サービス インターフェイスのディプロイのセキュリティ考慮事項

サービス インターフェイスを Enterprise Server にディプロイする機能には、セキュリティ上のリスクがあります。ネットワークを介してエンタープライズ サーバー インスタンスにアクセスした攻撃者によってサービス インターフェイスのディプロイが利用され、Enterprise Server で恣意的なプログラムがアップロードおよび実行されたり、既存のサービスが不正な実装に置き換えられたり、既存のサービスに関する情報が取得されたりするリスクがあります。これらのリスクを軽減するために、エンタープライズ サーバー インスタンスへのディプロイを無効にするか制限することができます。

ディプロイを無効にする

エンタープライズ サーバー インスタンスにディプロイされて実行されるサービス インターフェイスは、通信リスナーを使用します。このリスナーは、一般に Web 対話タイプを使用します (デフォルトの名前は Web)。新しいエンタープライズ サーバー インスタンスを作成すると、対応する Web リスナーが作成されます。

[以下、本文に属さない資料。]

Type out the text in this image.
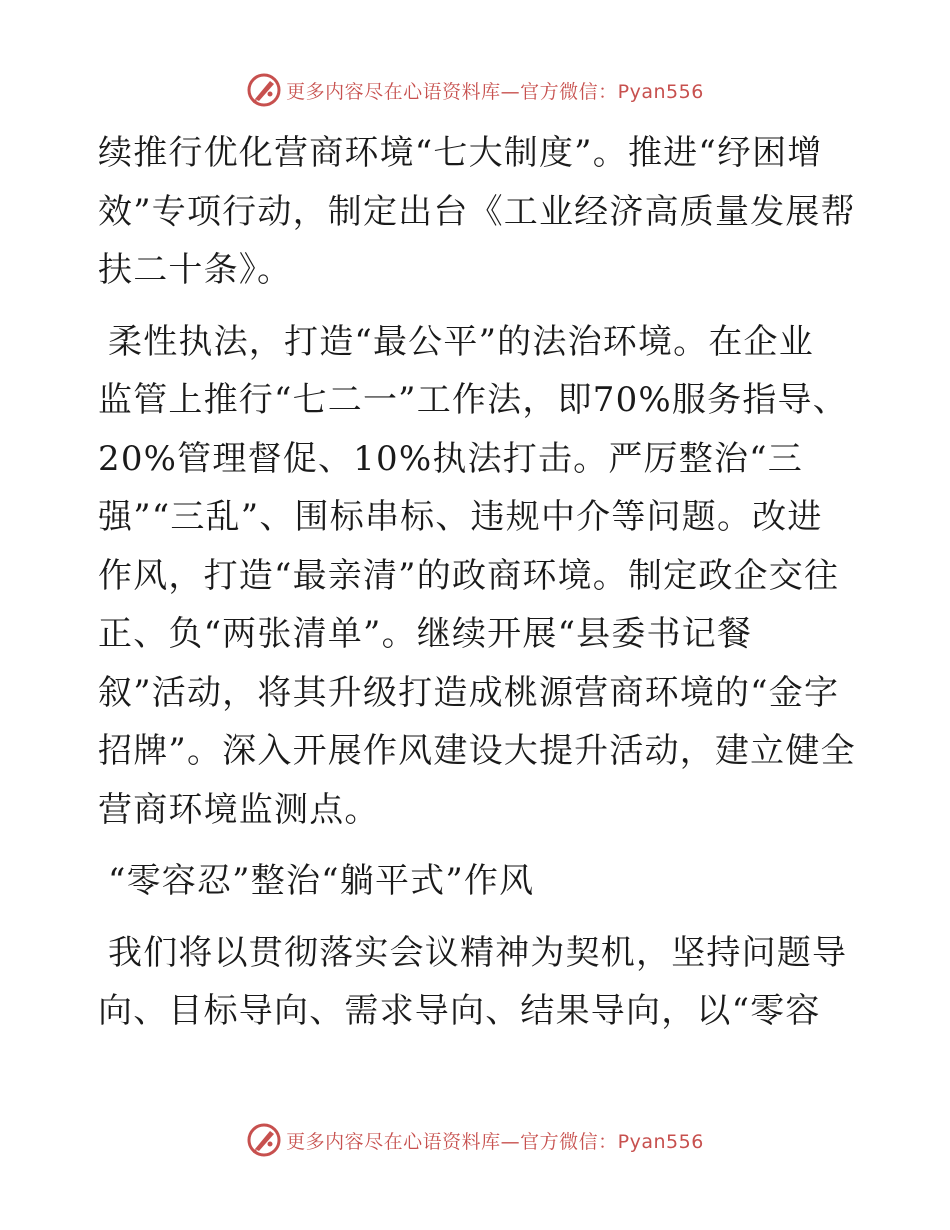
更多内容尽在心语资料库—官方微信：Pyan556

续推行优化营商环境“七大制度”。推进“纾困增
效”专项行动，制定出台《工业经济高质量发展帮
扶二十条》。

柔性执法，打造“最公平”的法治环境。在企业
监管上推行“七二一”工作法，即70%服务指导、
20%管理督促、10%执法打击。严厉整治“三
强”“三乱”、围标串标、违规中介等问题。改进
作风，打造“最亲清”的政商环境。制定政企交往
正、负“两张清单”。继续开展“县委书记餐
叙”活动，将其升级打造成桃源营商环境的“金字
招牌”。深入开展作风建设大提升活动，建立健全
营商环境监测点。

“零容忍”整治“躺平式”作风

我们将以贯彻落实会议精神为契机，坚持问题导
向、目标导向、需求导向、结果导向，以“零容

更多内容尽在心语资料库—官方微信：Pyan556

Web リスナーの [New Status] を [Disabled] に設定すると、ディプロイを完全に無効にすることができます。

注: リスナーが現在無効になっている場合は、ステータスを [Stopped] または [Started] (サーバーが実行中の場合) に変更すると有効にできます。

ディプロイをローカル クライアントのみに制限する

エンタープライズ サーバー インスタンスへのディプロイを完全に無効にする代わりに、ディプロイをローカル接続からのみ受け入れるように Web リスナーを制限できます。ローカル接続とは同じホストからの接続のことで、ループバックまたはローカルホスト接続とも呼ばれます。ローカル接続に制限することで、リモート接続からのディプロイの受け入れを防ぎます。

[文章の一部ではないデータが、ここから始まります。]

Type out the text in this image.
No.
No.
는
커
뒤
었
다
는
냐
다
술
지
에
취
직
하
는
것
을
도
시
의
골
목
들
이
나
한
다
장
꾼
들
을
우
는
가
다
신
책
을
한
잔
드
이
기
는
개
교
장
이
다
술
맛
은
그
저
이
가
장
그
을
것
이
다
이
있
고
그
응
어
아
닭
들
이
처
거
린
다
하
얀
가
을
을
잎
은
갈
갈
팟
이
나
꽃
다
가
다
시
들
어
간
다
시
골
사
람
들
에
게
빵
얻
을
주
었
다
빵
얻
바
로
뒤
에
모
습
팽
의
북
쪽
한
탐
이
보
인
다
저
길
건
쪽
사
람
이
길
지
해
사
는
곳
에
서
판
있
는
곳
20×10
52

重要: Enterprise Server 4.0 以降では次のようになっています。
  • デフォルトでは、新しく作成したすべてエンタープライズ サーバー インスタンスで、ディプロイの受け入れがローカル接続のみに制限されます。
  • [Validate] 機能を使用する場合、およびサーバー定義をインポートする場合、リモート ディプロイが有効になっていると Enterprise Server Administration インターフェイスで警告が表示されます。

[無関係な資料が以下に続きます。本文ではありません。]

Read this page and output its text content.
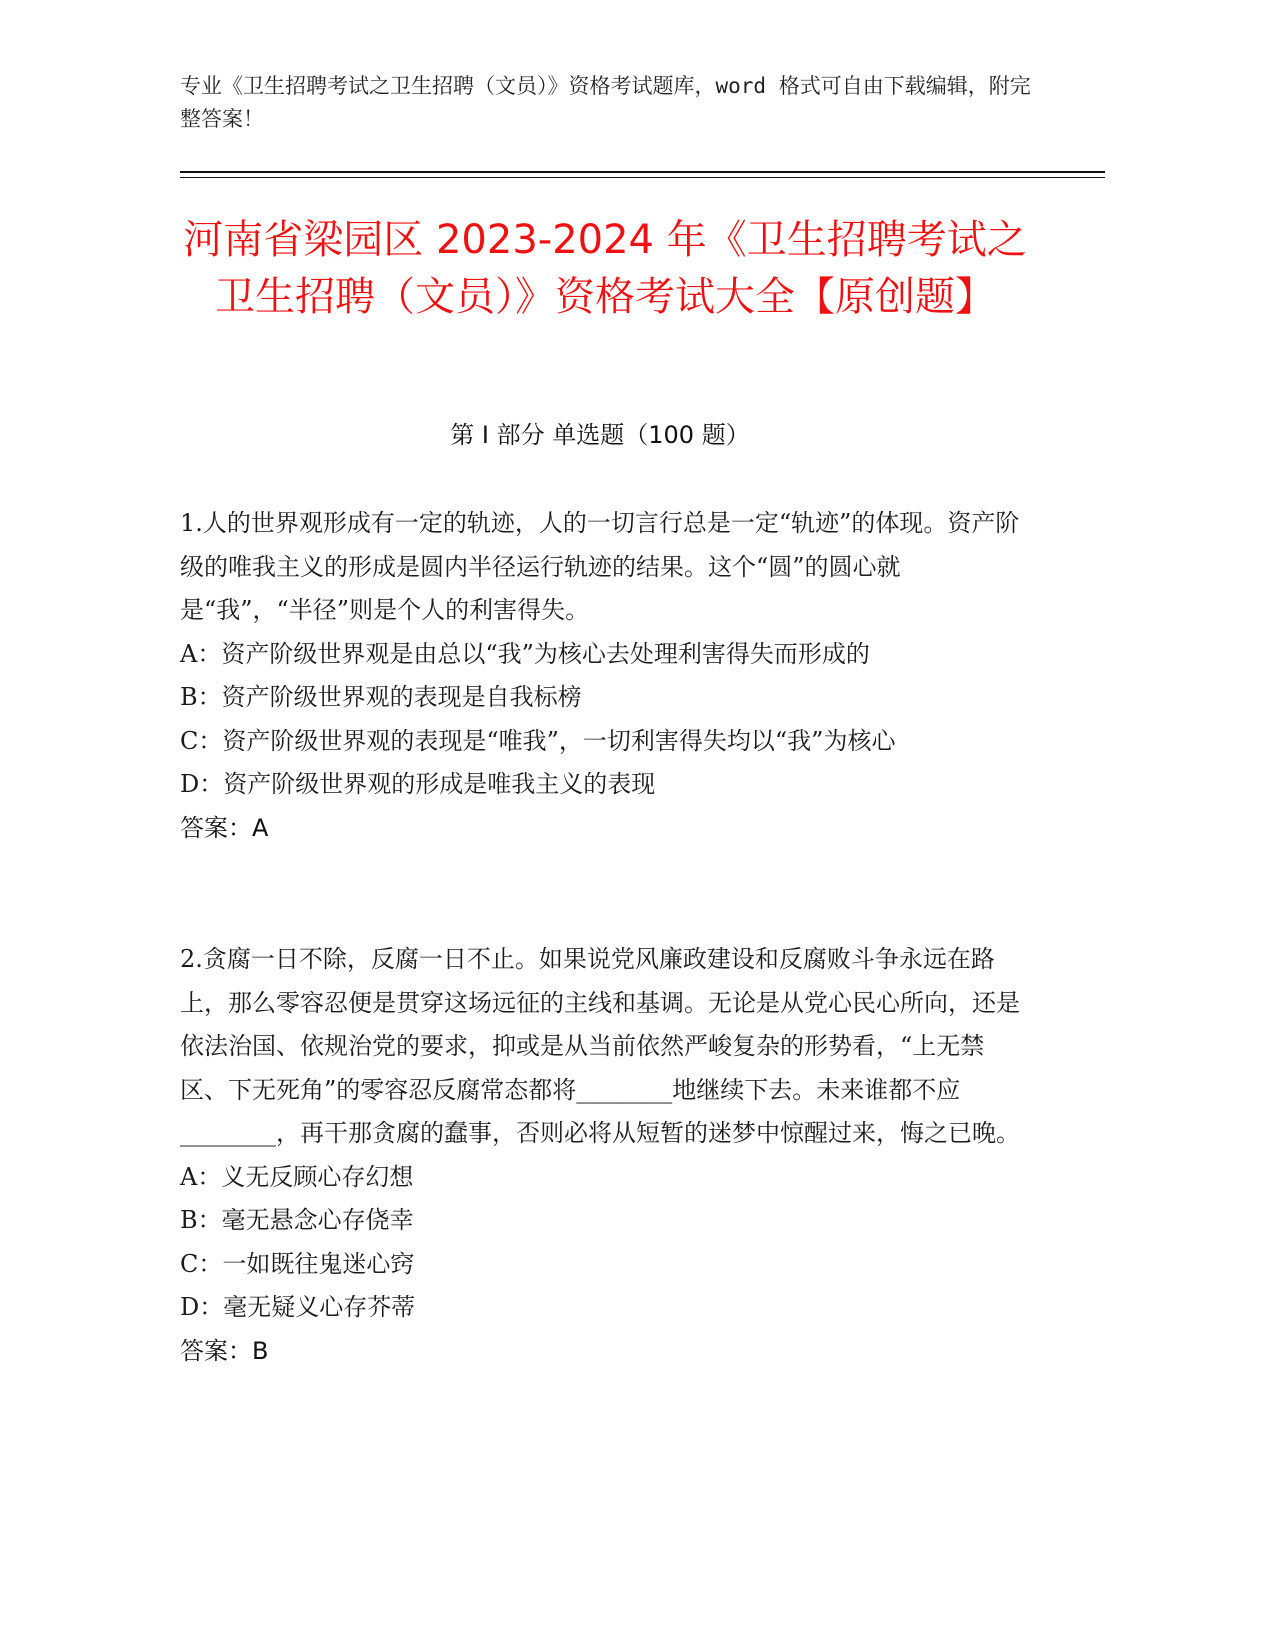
专业《卫生招聘考试之卫生招聘（文员）》资格考试题库，word 格式可自由下载编辑，附完整答案！
河南省梁园区 2023-2024 年《卫生招聘考试之卫生招聘（文员）》资格考试大全【原创题】
第 I 部分 单选题（100 题）

1.人的世界观形成有一定的轨迹，人的一切言行总是一定“轨迹”的体现。资产阶级的唯我主义的形成是圆内半径运行轨迹的结果。这个“圆”的圆心就是“我”，“半径”则是个人的利害得失。

A：资产阶级世界观是由总以“我”为核心去处理利害得失而形成的

B：资产阶级世界观的表现是自我标榜

C：资产阶级世界观的表现是“唯我”，一切利害得失均以“我”为核心

D：资产阶级世界观的形成是唯我主义的表现

答案：A

2.贪腐一日不除，反腐一日不止。如果说党风廉政建设和反腐败斗争永远在路上，那么零容忍便是贯穿这场远征的主线和基调。无论是从党心民心所向，还是依法治国、依规治党的要求，抑或是从当前依然严峻复杂的形势看，“上无禁区、下无死角”的零容忍反腐常态都将________地继续下去。未来谁都不应________，再干那贪腐的蠢事，否则必将从短暂的迷梦中惊醒过来，悔之已晚。

A：义无反顾心存幻想

B：毫无悬念心存侥幸

C：一如既往鬼迷心窍

D：毫无疑义心存芥蒂

答案：B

Web リスナーのディプロイ受け入れ動作を設定するには、次の手順を実行します。

  1. Enterprise Server Administration の [Home] ページで、構成するエンタープライズ サーバー リージョンの [Status] 列の [Stop] ボタンをクリックします。
  2. [Stop Server Confirmation] ページで、[OK] をクリックします。

    サーバーのステータスが停止に変わるまで待ちます。

  3. [Communications Process] 列で、[Details] をクリックします。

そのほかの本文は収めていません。